L’infection atteint même des ordinateurs de la Nasa. DNSChanger modifie, sur la machine qu’il occupe, les adresses Internet des serveurs de noms de domaine (les DNS, ou Domain Name System) qui servent aux ordinateurs à savoir où trouver un site quand un internaute cherche à s’y rendre. Pour être plus explicite, en s’interposant entre les ordinateurs infectés et les vrais serveurs DNS, les pirates sont alors en mesure d’aiguiller 4 millions de PC vers les sites de leur choix. Le botnet, par un système complexe de redirection sur des sites malveillants, est également capable de désactiver l’antivirus et le système de mise à jour de la machine qui l’héberge afin d’empêcher sa détection et son éradication.
Une machine à cash
Dans le même temps, les pirates créent une société, Rove Digital, qui comprend plusieurs filiales. Ce montage habile leur permet d’héberger le système diffusant le botnet. Mais, surtout, les escrocs mettent en place un vaste système très lucratif de détournement de visite ou, encore plus fort, d’intégration de bannières frauduleuses sur des sites officiels. Ainsi, grâce au « click hijacking », quand un internaute disposant d’une machine infectée clique sur un lien pour se rendre vers un site, celui de l’iTunes d’Apple, pour prendre l’exemple mis en avant par le FBI, le malware re-route alors le navigateur vers l’un des sites appartenant aux hackers. Le visiteur découvre alors un site marchand vendant des logiciels de la firme de Cupertino.
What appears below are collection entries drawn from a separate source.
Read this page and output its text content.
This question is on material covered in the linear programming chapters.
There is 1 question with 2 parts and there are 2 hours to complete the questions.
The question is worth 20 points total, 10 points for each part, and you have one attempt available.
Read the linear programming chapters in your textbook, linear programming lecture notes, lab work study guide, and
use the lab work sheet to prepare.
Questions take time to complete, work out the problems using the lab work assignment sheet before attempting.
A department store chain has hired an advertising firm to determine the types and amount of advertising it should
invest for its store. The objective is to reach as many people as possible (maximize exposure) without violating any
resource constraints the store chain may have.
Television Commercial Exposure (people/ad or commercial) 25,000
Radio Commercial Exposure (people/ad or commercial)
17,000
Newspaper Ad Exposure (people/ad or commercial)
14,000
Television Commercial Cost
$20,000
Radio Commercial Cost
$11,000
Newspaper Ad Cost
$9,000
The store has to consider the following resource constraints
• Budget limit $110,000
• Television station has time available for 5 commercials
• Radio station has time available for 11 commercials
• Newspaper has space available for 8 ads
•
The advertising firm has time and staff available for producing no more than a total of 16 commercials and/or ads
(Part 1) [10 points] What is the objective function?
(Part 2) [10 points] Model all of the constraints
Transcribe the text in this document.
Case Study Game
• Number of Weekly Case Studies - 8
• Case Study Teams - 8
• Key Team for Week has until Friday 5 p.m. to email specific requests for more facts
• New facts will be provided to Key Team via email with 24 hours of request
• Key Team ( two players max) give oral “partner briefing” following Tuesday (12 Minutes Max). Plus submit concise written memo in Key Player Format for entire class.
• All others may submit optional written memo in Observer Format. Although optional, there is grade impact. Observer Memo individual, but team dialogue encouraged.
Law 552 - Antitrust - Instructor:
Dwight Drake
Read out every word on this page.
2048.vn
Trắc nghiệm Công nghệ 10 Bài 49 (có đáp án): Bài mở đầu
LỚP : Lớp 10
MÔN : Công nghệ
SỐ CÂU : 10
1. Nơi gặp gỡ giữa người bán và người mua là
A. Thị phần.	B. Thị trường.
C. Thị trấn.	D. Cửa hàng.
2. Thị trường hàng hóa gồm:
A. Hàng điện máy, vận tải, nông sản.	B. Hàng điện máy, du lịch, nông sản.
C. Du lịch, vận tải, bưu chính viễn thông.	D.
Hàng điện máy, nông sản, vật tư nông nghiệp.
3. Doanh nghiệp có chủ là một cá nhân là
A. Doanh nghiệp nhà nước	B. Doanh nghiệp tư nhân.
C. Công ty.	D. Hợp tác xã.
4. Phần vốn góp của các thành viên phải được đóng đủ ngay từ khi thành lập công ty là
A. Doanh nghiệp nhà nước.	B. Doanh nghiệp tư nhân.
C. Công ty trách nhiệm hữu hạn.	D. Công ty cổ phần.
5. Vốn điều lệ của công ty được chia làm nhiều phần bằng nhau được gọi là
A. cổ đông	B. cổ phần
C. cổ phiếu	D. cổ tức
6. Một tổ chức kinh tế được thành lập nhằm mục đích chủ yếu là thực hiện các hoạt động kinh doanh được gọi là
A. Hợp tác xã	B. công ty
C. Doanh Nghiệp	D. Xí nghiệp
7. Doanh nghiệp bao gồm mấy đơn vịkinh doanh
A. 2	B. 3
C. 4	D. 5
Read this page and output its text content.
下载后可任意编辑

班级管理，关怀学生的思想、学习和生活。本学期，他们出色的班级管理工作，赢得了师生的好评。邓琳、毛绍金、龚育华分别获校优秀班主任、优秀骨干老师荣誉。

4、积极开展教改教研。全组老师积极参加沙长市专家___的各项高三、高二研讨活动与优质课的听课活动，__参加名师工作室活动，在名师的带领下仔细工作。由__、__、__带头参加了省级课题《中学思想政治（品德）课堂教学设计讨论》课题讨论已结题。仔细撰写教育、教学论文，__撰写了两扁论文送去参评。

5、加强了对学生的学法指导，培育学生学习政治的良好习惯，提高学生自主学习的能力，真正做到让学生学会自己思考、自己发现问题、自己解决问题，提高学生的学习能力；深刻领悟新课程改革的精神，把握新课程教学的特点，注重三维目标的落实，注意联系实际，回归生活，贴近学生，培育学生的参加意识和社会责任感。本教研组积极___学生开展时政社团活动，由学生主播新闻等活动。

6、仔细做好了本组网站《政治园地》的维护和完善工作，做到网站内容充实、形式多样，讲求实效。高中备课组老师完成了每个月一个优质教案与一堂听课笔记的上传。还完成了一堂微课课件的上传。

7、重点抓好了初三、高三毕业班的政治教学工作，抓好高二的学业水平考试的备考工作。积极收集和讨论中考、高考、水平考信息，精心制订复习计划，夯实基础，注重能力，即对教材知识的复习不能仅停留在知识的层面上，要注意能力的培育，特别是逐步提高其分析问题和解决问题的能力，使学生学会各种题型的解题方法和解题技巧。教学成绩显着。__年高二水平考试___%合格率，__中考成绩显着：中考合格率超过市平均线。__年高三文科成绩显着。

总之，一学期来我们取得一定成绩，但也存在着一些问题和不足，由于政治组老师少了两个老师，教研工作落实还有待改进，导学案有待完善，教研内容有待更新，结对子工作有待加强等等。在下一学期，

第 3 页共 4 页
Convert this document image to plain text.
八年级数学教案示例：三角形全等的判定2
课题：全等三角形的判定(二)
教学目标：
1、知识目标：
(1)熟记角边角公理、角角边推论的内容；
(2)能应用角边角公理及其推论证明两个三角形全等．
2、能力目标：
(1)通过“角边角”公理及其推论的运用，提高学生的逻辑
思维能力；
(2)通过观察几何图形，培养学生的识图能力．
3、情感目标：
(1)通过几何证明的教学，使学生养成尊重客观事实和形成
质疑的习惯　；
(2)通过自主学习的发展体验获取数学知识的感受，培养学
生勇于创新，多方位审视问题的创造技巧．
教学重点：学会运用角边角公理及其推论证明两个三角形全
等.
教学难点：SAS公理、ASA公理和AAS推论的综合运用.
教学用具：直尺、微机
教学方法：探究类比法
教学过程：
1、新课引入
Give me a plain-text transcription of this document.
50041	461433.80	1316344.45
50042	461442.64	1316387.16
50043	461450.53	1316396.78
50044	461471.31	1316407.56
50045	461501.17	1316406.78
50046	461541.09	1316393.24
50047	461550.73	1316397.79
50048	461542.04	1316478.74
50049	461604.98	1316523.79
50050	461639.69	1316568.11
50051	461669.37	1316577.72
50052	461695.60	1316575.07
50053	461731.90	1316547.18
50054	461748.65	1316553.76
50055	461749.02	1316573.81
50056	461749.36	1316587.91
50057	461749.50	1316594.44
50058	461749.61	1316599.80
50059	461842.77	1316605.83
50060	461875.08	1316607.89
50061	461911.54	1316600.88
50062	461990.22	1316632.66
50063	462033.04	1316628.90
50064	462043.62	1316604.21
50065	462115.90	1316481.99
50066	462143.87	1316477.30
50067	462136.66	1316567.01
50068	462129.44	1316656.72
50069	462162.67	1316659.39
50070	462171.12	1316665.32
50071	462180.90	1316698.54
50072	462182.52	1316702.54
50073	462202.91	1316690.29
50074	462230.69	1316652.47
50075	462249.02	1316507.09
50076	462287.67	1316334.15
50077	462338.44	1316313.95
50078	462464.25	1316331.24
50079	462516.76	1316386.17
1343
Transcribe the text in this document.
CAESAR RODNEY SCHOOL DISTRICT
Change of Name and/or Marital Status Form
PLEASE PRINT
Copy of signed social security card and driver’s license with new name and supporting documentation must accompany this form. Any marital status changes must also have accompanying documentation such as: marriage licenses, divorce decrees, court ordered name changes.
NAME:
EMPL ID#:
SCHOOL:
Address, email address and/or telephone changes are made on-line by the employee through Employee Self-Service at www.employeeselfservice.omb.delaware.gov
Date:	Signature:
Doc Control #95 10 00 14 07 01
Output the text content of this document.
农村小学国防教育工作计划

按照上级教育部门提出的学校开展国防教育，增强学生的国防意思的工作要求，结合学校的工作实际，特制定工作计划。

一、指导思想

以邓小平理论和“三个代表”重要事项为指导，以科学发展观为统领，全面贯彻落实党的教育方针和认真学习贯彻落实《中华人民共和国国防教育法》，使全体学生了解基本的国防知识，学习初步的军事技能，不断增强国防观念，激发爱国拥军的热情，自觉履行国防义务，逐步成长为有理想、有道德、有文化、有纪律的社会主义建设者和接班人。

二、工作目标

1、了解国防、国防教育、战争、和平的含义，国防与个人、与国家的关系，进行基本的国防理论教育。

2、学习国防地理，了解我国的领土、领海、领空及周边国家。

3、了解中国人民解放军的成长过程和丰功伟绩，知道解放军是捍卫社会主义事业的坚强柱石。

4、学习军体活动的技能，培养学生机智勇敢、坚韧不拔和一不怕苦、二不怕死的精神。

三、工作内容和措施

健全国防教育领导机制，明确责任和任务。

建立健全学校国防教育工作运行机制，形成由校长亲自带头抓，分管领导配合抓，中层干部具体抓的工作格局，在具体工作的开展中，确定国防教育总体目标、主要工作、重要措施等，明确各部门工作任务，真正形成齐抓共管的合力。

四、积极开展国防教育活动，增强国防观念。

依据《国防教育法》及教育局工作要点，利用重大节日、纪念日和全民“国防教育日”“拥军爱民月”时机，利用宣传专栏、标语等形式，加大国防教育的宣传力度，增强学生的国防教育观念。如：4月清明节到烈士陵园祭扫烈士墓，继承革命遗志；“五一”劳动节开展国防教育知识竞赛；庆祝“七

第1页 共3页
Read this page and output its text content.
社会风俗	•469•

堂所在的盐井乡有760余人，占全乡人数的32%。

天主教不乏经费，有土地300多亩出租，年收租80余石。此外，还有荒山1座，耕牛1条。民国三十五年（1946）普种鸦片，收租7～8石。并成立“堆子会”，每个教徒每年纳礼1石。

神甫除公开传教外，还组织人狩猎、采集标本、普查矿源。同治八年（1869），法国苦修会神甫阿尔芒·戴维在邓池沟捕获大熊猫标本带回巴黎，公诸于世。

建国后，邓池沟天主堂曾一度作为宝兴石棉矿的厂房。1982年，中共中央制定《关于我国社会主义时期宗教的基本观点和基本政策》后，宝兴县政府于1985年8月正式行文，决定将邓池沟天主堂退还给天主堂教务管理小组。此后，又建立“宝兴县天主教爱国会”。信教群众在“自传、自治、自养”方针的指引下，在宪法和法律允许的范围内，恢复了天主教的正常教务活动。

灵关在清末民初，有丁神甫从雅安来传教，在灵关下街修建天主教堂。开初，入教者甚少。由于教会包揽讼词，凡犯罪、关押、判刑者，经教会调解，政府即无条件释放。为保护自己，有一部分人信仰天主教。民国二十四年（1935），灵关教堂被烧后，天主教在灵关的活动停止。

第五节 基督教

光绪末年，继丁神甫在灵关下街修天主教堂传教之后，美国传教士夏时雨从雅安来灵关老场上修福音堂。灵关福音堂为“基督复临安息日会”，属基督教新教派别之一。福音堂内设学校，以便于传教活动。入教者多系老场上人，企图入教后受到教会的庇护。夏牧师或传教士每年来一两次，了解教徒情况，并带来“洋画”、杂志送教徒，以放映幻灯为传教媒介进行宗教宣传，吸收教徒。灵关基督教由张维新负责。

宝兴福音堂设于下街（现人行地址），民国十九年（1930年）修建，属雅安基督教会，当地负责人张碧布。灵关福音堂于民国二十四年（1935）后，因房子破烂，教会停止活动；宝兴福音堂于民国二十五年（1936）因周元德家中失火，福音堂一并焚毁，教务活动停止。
Pire, les cybercriminels arrivent même à occuper frauduleusement les espaces publicitaires de sites officiels. Ainsi, des sites comme celui du Wall Street Journal ou d’Amazon, voient des bannières validées par leur régie publicitaire remplacées par des réclames poussées par les serveurs des hackers. Un système ingénieux qui aurait, selon le juge américain saisi de l’affaire, généré plus de 14 millions de dollars de bénéfices en quatre ans.
Un démantèlement complexe
En novembre 2011, devant l’ampleur et la complexité du réseau pirate ainsi que devant le nombre impressionnant de machines infectées, le FBI décide de ne pas fermer directement l’infrastructure matérielle mise en place par les cybercriminels. Le but étant d’éviter à plusieurs millions d’internautes de se retrouver coupés d’Internet.
L’agence fédérale met donc en place un réseau « sain » de serveurs DNS de remplacement pour, petit à petit, « éteindre » celui des pirates. Ce système temporaire était censé, à l’origine, ne fonctionner que jusqu’en mars 2012… Malheureusement, son existence ne permet pas d’éradiquer le botnet des machines infectées. En mars dernier, toutes les machines « malades » ne sont pas encore repérées. Le juge fédéral en charge du dossier prolonge donc le délai jusqu’au 9 juillet.
300 000 machines susceptibles d’être coupées du Web
L’agence fédérale estime qu’en juillet prochain environ 300 000 ordinateurs – dont une bonne partie en Europe, et peut-être en France – hébergeront encore le malware. Le jour de l’arrêt des serveurs de remplacement, ils risquent de se retrouver littéralement coupés d’Internet. C’est pourquoi l’agence fédérale, avec l’aide des sociétés qui ont collaboré au démantèlement, a relancé dernièrement sa campagne de suppression du malware. Une page spéciale sur le site de l’agence fédérale recense ainsi les adresses des sites des différents pays concernés (dont la France) sur lesquels les internautes peuvent vérifier si leur machine est infectée.
Pour l’Hexagone, vous pouvez vérifier que votre machine n’est pas contaminée à cette adresse : http://www.dns-ok.fr. Si votre machine est infectée, les conseils (en anglais) pour l’éradiquer sont dispensés ici. Vous trouverez sur cette page les adresses des sites d’éditeurs d’anti-malwares afin de vous débarrasser du dangereux botnet.